The part of the panel stuck out most was when an audience member informed the panel about October being LGBT history month, reminding us how important it is to remember that all black lives matter: black LGBT lives, HIV positive black lives, incarcerated black lives, indigenous and black trans lives. In this past year, over 20 black trans-women have been murdered. Another essential part of the panel is Cakes Da Killa addressing the over sensationalized trope of gay marriage as a symbol to persuade the masses that we are making strides towards a better nation. “It’s people that live on the pier… I feel like getting caught up in this whole gay marriage hysteria and pandemonium, we’re missing a lot of the smaller issues and the smaller battles that effect people of color.”
Do gay artists need to let us know they’re gay? What is our obsession with figuring someone out? Why do we sensationalize that component of an artist’s life for our entertainment? Something about this reminds me of Hester Prynne from The Scarlett Letter. Should all gay rappers decline on wearing ‘HBA’ and just wear a t-shirt with a big ‘H” for homo instead? I don’t get it. While we’re on the topic of fashion, can we all take a minute to realize how men in hip-hop have always been cunt? From the Sylvester inspired looks Grandmaster Flash and the Furious Five wore to the photograph of Dr.
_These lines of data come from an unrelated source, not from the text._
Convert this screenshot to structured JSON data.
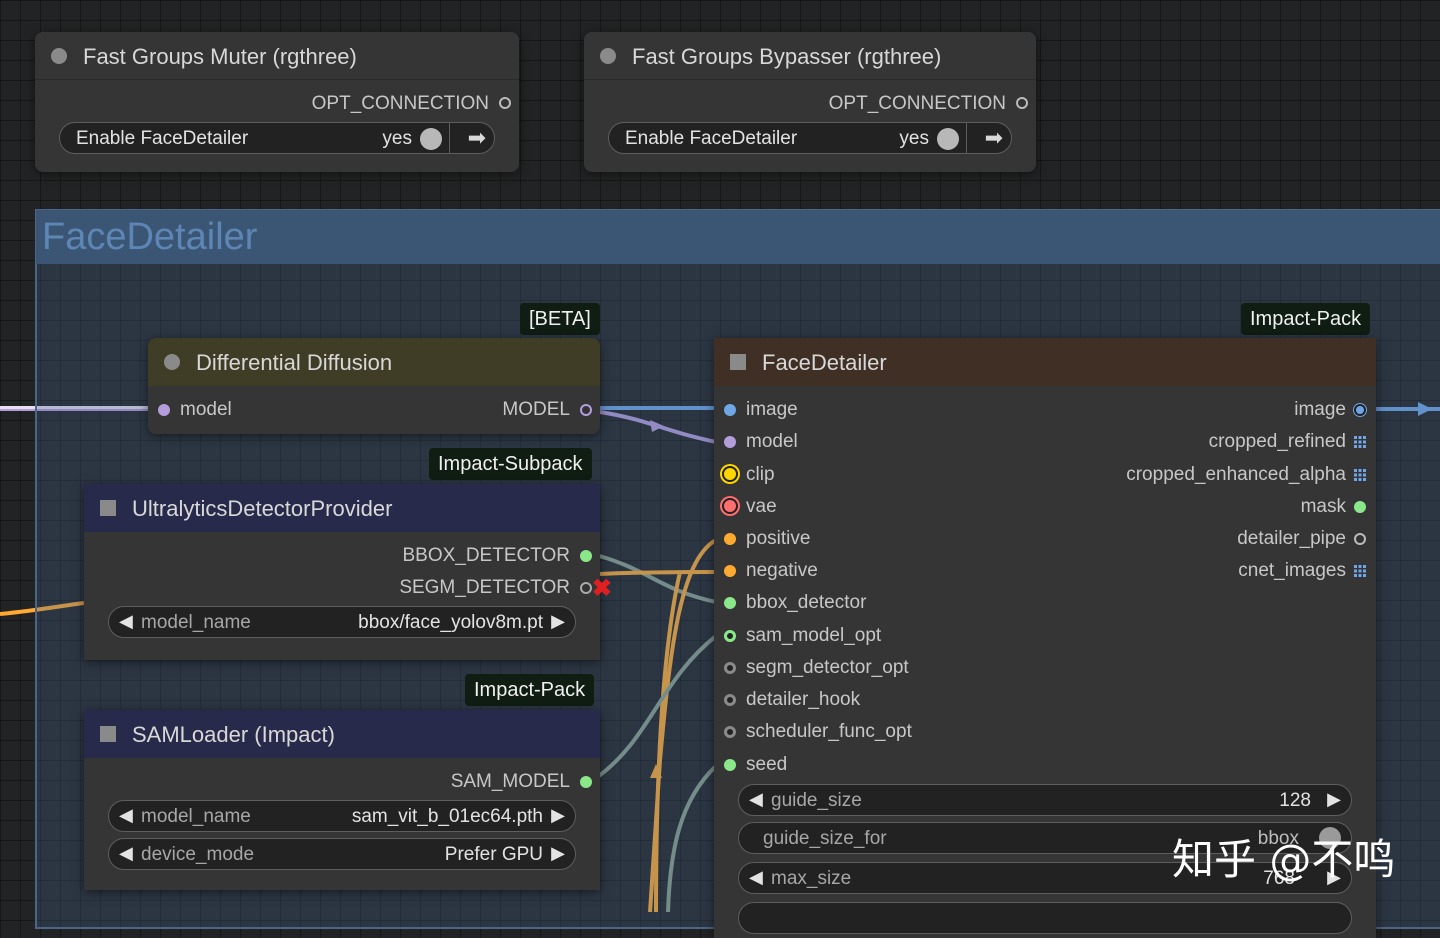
{
  "muter": {
    "title": "Fast Groups Muter (rgthree)",
    "output": "OPT_CONNECTION",
    "toggle_label": "Enable FaceDetailer",
    "toggle_value": "yes"
  },
  "bypasser": {
    "title": "Fast Groups Bypasser (rgthree)",
    "output": "OPT_CONNECTION",
    "toggle_label": "Enable FaceDetailer",
    "toggle_value": "yes"
  },
  "group": {
    "title": "FaceDetailer"
  },
  "diff": {
    "badge": "[BETA]",
    "title": "Differential Diffusion",
    "input": "model",
    "output": "MODEL"
  },
  "ultra": {
    "badge": "Impact-Subpack",
    "title": "UltralyticsDetectorProvider",
    "outputs": [
      "BBOX_DETECTOR",
      "SEGM_DETECTOR"
    ],
    "widget": {
      "name": "model_name",
      "value": "bbox/face_yolov8m.pt"
    }
  },
  "sam": {
    "badge": "Impact-Pack",
    "title": "SAMLoader (Impact)",
    "output": "SAM_MODEL",
    "widgets": [
      {
        "name": "model_name",
        "value": "sam_vit_b_01ec64.pth"
      },
      {
        "name": "device_mode",
        "value": "Prefer GPU"
      }
    ]
  },
  "fd": {
    "badge": "Impact-Pack",
    "title": "FaceDetailer",
    "inputs": [
      "image",
      "model",
      "clip",
      "vae",
      "positive",
      "negative",
      "bbox_detector",
      "sam_model_opt",
      "segm_detector_opt",
      "detailer_hook",
      "scheduler_func_opt",
      "seed"
    ],
    "outputs": [
      "image",
      "cropped_refined",
      "cropped_enhanced_alpha",
      "mask",
      "detailer_pipe",
      "cnet_images"
    ],
    "widgets": [
      {
        "name": "guide_size",
        "value": "128"
      },
      {
        "name": "guide_size_for",
        "value": "bbox"
      },
      {
        "name": "max_size",
        "value": "768"
      }
    ]
  },
  "watermark": "知乎 @不鸣",
  "colors": {
    "image": "#6fa6e8",
    "model": "#b39ddb",
    "clip": "#ffd500",
    "vae": "#ff6e6e",
    "conditioning": "#ffa931",
    "detector": "#8ae88a"
  }
}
Dre in a 2-piece sequined suit to Christopher Wallace in Versace. Men in hip-hop have always been femme and flamboyant but as consumers, we’ve made so many concessions for them to do that without acknowledging the source of their inspiration: Queerness. It’s the same way that so many rappers are wearing Hood By Air right now without knowing those clothes have lineage to the cunts in the New York City ballroom scene. The ‘masc’ is probably the most quintessential accessory for rappers. The ‘masc’ allows you to catcall, be aggressive, violent and body shame. The ‘masc’ allows you to love pussy but hate women. The ‘masc’ allows you to flex your muscles, grab your dick, be disgusting and talk down to people who don’t or can’t wear it without raising suspicion. The ‘masc’ is slowly but surely ruining hip-hop and ultimately ruining culture.
I’m not here to demonize straight men, but failing to address the privileges that straight men are granted would be aloof, especially when you have a little sisters that worry about protecting their transness daily, young queers that sleep on piers and talented queer rappers with songs that I can’t request to hear on my favorite hip hop station because chances are, the DJ will not jeopardize their job to play them. This all has to do with our participation in upholding a fragile template of masculinity. It’s the reason why there’s only one successful woman rapper and why we all thought it was a valid dig for one rapper to talk about another rapper dating a woman rapper that makes more money than him. I’m disillusioned, annoyed and bored as fuck with misogyny. I’m tired of buying into it. I appreciate the sentiment of VH1’s panel and all the visibility it created for artists like Big Freedia, Cakes and D. Smith, but if we’re talking about hip-hop, specifically music which is engrained in our culture, then what does it mean to be seen and not heard?